Review on March 22, 2017, of MR34, revealed the patient was admitted to the facility on March 3, 2017. The Foley catheter was inserted on March 7, 2017. Further review of MR34 revealed there were no documented nursing shift assessments that indicated "urinary catheter not removed" related to one or more of the following indicators: i. Urologist or nephrologist on the case ii. Patient has an open sacral or perineal wound (stage III & IV) iii. Patient is on comfort and/or hospice care iv. Patient admitted with chronic indwelling catheter with written indication v. Critical care patient is hemodynamically unstable, is chemically paralyzed, sedated or requires hourly output measurement vi. Physician has written an order with an appropriate indication to maintain the urinary catheter in situ vii. Urinary catheter is being used for continuous or intermittent bladder irrigation."

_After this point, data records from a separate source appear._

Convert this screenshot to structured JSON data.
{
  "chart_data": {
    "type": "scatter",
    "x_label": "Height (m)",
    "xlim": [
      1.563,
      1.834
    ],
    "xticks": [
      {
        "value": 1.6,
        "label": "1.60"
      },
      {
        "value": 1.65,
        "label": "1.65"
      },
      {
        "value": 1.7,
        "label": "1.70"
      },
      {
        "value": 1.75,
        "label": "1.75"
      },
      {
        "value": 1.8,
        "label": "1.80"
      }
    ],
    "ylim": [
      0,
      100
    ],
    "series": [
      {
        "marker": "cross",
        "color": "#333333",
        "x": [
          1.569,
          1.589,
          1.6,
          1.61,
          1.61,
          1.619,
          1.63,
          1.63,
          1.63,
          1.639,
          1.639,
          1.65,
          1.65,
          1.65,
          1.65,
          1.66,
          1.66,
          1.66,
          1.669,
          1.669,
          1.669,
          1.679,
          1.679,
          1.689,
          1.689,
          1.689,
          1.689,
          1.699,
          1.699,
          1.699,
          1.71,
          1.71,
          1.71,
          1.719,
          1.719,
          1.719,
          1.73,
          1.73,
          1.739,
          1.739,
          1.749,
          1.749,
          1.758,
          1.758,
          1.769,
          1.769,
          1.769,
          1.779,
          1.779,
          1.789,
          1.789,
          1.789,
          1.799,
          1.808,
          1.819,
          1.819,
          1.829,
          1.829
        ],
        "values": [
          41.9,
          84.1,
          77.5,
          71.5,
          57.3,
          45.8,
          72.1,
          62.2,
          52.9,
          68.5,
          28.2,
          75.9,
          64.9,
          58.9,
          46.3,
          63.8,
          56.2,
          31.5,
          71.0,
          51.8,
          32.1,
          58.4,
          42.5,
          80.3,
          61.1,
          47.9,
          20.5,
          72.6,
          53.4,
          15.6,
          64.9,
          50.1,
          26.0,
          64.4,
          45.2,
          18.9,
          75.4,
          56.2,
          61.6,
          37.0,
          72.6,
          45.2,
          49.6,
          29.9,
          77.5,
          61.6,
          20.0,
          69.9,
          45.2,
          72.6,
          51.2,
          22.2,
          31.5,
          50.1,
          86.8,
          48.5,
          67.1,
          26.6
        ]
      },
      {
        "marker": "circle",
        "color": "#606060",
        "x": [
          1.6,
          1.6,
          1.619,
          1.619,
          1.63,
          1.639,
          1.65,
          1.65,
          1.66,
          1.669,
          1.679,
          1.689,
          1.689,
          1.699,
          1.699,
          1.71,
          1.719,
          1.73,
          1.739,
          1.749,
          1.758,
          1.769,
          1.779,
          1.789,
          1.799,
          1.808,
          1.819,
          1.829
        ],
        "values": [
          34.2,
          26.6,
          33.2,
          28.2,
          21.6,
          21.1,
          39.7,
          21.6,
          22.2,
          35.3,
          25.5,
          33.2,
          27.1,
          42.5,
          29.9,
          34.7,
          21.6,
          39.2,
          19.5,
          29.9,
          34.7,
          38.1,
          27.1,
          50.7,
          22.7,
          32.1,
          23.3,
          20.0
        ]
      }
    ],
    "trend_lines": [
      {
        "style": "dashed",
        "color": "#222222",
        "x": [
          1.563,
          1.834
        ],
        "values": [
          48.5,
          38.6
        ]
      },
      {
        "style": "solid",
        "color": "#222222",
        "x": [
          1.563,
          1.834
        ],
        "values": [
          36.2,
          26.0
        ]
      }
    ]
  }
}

Interview with EMP7 on March 22, 2017, at 11:15 AM, confirmed it was facility policy that nurses conduct shift assessments for the continued use of indwelling urinary catheters. EMP7 confirmed there was no documented nursing shift assessments for continued use of Foley catheters in MR32, MR33, and MR34. EMP7 confirmed the patients in MR32, 33, and 34 all had Foley catheters in place and the nursing shift assessments were required.